…BUT POLITICS AS USUAL
Publication: Fortnight in Review Volume: 6 Issue: 17
The August disasters, however, did not put any brakes on Russia’s seemingly endless political power struggle. In fact, the Ostankino tower fire seemed to accelerate the battle for control of national television–specifically, the conflict between Putin and Boris Berezovsky, the powerful tycoon said to control the 51-percent state-owned Russian Public Television (ORT). Following the Kursk disaster, Putin had put the blame for the parlous state of the armed forces on the media tycoons, saying that they should sell their villas on the Mediterranean to help the families of the sub’s deceased crewmen. That was a pointed reference to Berezovsky and Media-Most founder Vladimir Gusinsky. Several weeks later Berezovsky published an open letter to Putin in which he again repeated his charges that the head of state was establishing an authoritarian regime and trying to control the press. He also claimed that a top Kremlin official had threatened him with jail if he did not turn over the 49-percent stake in ORT he controlled.
In response, Berezovsky announced he would turn over the ORT shares to “journalists and other representatives of the creative intelligentsia” to be held in trust. Berezovsky had asked allies such as ORT journalist Sergei Dorenko and former ORT general director Igor Shabdurasulov to be trustees, and was reportedly considering handing other ORT shares to some of those had signed his open letter in early August announcing the creation of a “constructive opposition” to Putin’s centralization plans. Some observers saw this as a brilliant tactical move by Berezovsky, given that Putin would be reluctant to seize ORT shares from eminent persons like the writer and George Mason University professor Vasily Aksyenov, a signatory to Berezovsky’s August letter. The Kremlin, however, struck back at Berezovsky, apparently convincing Konstantin Ernst, ORT’s general director, to remove two of Berezovsky’s close allies at ORT, Tatyana Koshkareva and Rustam Narzikulov, and to replace Koshkareva, who headed ORT’s information programming department, with Sergei Goryachev, formerly deputy head of VGTRK, the state television and radio company.
Yet while Putin and his erstwhile ally Berezovsky played out this chess game for control of Russia’s most-watched television channel, certain anomalies remained unexplained.
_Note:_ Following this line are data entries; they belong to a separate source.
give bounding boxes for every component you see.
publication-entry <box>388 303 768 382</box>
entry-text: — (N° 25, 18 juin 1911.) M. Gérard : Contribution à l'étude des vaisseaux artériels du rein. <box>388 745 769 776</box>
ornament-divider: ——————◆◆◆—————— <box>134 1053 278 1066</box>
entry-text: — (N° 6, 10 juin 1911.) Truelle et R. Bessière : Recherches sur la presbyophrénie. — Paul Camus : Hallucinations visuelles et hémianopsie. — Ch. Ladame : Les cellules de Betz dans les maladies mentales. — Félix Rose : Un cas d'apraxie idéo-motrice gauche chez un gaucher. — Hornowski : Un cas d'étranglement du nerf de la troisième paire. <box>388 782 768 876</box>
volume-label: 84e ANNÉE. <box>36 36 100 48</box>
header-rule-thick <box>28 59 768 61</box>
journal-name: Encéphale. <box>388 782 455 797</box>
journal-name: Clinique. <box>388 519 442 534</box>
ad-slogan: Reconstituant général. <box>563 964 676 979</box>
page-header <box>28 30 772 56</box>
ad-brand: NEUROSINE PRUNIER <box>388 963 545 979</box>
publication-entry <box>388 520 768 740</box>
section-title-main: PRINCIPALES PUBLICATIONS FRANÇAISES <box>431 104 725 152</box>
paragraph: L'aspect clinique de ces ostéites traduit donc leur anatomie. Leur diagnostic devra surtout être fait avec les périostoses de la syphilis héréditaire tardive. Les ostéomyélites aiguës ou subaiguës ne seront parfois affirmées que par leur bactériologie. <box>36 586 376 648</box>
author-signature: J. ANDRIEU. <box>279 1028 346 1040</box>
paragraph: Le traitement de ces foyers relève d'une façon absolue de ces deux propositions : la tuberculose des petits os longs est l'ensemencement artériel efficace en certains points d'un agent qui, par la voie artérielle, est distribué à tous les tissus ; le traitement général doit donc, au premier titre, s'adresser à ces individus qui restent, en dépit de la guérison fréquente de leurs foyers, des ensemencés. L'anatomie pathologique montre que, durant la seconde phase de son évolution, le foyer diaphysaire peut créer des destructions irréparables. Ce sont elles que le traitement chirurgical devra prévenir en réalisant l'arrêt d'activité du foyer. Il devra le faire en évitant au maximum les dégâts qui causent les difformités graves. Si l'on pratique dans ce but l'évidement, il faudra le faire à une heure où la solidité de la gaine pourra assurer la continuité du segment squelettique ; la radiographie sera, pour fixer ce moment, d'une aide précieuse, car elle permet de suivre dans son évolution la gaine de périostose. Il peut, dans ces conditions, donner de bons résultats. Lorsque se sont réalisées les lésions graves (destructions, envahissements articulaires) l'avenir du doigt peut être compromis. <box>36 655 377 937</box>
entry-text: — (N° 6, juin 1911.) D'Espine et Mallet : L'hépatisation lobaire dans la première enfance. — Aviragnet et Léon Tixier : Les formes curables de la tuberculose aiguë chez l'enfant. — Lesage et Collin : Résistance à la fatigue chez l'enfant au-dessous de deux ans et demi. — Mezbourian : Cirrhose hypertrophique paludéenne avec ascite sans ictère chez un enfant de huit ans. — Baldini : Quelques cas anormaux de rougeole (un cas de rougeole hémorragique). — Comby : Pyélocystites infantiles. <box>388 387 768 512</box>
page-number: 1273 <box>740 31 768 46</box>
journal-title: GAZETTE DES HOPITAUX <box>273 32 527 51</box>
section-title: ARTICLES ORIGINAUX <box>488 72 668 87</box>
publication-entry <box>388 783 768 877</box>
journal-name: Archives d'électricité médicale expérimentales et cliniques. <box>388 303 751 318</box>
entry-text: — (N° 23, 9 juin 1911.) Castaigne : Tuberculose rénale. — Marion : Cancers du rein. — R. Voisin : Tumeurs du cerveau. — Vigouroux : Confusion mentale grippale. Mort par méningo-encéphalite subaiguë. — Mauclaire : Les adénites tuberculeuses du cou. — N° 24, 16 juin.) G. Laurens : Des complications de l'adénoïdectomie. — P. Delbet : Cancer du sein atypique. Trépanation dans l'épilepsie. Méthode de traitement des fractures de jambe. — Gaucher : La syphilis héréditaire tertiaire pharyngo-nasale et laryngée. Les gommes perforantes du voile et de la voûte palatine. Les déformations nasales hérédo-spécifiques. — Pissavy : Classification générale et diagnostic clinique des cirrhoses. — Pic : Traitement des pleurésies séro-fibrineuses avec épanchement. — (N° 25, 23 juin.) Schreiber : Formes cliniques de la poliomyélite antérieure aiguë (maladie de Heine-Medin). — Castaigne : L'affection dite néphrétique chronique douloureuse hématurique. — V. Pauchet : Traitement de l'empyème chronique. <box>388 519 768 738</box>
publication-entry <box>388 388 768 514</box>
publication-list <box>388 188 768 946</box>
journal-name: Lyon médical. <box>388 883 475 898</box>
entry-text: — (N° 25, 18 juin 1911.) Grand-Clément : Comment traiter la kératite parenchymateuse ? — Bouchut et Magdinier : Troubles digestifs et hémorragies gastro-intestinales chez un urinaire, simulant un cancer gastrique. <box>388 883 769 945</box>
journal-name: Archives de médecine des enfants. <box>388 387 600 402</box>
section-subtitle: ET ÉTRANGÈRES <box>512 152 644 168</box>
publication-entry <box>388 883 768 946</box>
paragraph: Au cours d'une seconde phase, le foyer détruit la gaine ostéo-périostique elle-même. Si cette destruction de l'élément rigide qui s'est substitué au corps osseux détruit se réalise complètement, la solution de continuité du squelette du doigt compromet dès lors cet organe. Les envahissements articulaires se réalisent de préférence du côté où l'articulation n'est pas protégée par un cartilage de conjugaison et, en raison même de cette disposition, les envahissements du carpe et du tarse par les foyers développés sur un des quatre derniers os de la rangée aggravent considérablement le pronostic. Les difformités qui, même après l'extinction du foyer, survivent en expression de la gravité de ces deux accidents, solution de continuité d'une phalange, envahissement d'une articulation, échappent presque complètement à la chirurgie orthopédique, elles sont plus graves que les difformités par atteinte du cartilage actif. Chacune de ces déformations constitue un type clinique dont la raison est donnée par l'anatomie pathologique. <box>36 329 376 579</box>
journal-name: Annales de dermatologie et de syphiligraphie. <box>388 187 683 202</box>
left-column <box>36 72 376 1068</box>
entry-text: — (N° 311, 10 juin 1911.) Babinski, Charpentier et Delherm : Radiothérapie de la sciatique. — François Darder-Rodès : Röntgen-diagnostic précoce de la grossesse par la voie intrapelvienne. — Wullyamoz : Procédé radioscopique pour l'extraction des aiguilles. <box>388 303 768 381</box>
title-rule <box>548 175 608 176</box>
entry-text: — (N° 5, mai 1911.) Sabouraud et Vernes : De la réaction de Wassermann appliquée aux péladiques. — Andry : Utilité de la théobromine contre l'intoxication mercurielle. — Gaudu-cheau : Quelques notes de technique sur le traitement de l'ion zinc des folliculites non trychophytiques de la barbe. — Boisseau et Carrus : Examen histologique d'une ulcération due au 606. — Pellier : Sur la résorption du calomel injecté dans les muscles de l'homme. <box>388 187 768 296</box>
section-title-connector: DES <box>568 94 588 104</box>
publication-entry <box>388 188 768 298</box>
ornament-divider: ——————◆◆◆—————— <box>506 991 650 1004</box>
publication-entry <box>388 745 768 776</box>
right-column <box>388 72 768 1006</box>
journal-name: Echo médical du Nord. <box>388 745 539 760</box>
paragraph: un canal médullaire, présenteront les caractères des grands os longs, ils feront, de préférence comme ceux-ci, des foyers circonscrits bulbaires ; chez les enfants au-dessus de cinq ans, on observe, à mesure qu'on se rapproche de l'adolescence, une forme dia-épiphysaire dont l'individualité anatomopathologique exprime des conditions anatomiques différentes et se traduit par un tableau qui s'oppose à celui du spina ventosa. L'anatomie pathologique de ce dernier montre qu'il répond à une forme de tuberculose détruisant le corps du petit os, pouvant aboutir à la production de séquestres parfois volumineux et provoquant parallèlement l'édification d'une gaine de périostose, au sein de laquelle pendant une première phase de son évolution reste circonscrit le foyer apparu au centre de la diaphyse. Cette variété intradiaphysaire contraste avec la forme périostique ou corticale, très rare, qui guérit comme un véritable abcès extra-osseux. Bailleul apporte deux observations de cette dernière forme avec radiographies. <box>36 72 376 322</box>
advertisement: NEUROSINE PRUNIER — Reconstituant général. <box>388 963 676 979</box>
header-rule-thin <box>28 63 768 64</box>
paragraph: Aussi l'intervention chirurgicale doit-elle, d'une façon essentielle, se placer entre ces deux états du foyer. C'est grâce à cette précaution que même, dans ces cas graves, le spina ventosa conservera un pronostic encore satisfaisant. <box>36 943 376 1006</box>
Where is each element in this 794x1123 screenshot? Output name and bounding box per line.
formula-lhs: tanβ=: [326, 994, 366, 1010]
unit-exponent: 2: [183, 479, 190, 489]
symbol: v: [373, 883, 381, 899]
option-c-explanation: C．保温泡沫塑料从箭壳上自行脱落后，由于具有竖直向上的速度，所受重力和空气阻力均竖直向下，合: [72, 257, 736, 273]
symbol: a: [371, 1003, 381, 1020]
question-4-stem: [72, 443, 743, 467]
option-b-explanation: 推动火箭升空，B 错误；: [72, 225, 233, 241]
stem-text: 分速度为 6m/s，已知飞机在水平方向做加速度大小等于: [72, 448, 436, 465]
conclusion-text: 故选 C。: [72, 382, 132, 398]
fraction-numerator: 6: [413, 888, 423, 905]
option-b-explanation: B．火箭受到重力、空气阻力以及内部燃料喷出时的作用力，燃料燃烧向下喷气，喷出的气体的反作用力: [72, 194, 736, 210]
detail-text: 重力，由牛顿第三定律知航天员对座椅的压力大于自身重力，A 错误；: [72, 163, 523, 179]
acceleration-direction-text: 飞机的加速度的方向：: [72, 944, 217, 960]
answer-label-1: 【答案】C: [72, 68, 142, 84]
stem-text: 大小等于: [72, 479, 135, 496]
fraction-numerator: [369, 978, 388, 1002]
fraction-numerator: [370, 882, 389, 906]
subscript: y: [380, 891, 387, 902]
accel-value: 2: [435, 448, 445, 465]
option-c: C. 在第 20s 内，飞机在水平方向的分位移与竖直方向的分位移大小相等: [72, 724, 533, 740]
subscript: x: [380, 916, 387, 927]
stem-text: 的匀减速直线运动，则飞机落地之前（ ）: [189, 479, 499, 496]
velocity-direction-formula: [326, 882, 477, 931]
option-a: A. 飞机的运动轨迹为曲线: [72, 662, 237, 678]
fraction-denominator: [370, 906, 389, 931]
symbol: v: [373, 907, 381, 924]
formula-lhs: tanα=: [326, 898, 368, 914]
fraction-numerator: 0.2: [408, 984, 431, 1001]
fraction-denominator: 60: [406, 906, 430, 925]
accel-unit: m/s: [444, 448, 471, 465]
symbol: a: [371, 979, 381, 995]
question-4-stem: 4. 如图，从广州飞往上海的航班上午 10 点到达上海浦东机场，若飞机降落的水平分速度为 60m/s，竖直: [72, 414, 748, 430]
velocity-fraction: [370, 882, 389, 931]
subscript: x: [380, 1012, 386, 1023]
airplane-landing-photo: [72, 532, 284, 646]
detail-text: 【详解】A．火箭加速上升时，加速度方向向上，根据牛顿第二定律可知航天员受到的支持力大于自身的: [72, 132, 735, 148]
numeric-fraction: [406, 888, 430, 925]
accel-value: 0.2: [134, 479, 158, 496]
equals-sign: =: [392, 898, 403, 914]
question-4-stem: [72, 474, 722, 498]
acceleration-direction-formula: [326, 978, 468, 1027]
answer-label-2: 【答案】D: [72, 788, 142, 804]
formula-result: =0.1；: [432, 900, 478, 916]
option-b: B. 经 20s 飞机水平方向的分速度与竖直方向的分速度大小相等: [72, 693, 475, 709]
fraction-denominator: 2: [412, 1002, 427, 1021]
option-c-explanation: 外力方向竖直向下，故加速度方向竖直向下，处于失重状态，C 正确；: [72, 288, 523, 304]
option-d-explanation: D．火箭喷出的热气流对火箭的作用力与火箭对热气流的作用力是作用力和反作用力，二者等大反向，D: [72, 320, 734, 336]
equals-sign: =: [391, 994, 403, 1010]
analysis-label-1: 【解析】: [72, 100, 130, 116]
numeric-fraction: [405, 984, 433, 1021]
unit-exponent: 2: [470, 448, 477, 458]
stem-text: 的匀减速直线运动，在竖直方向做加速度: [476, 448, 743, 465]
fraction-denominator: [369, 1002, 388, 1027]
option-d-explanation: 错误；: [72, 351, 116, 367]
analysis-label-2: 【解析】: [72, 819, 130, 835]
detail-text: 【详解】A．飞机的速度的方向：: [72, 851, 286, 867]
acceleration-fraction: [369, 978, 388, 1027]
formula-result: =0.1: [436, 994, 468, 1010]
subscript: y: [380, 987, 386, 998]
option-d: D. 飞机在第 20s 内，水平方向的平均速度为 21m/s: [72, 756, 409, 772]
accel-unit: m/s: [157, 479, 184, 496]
If Putin and his allies truly wanted to remove Berezovsky from the political stage, the Kremlin case involving the alleged embezzlement of hundreds of million of dollars from the state airline Aeroflot seemed the more promising avenue, given that two Swiss firms connected to Berezovsky were allegedly involved. After all, in early 1999 the Prosecutor General’s Office, reportedly at then Prime Minister Yevgeny Primakov’s behest, had issued an arrest warrant for Berezovsky in connection with the Aeroflot case, and the tycoon had been forced to flee abroad until Primakov was safely removed from his post.
Yet on August 22, Nikolai Volkov, the lead investigator from the Prosecutor General’s Office in the Aeroflot case, was fired. It was difficult to escape the conclusion that Volkov’s firing meant either that Vladimir Putin did not have the final word over decisionmaking in Russia or that his battle with Berezovsky was something less than a fight to the finish.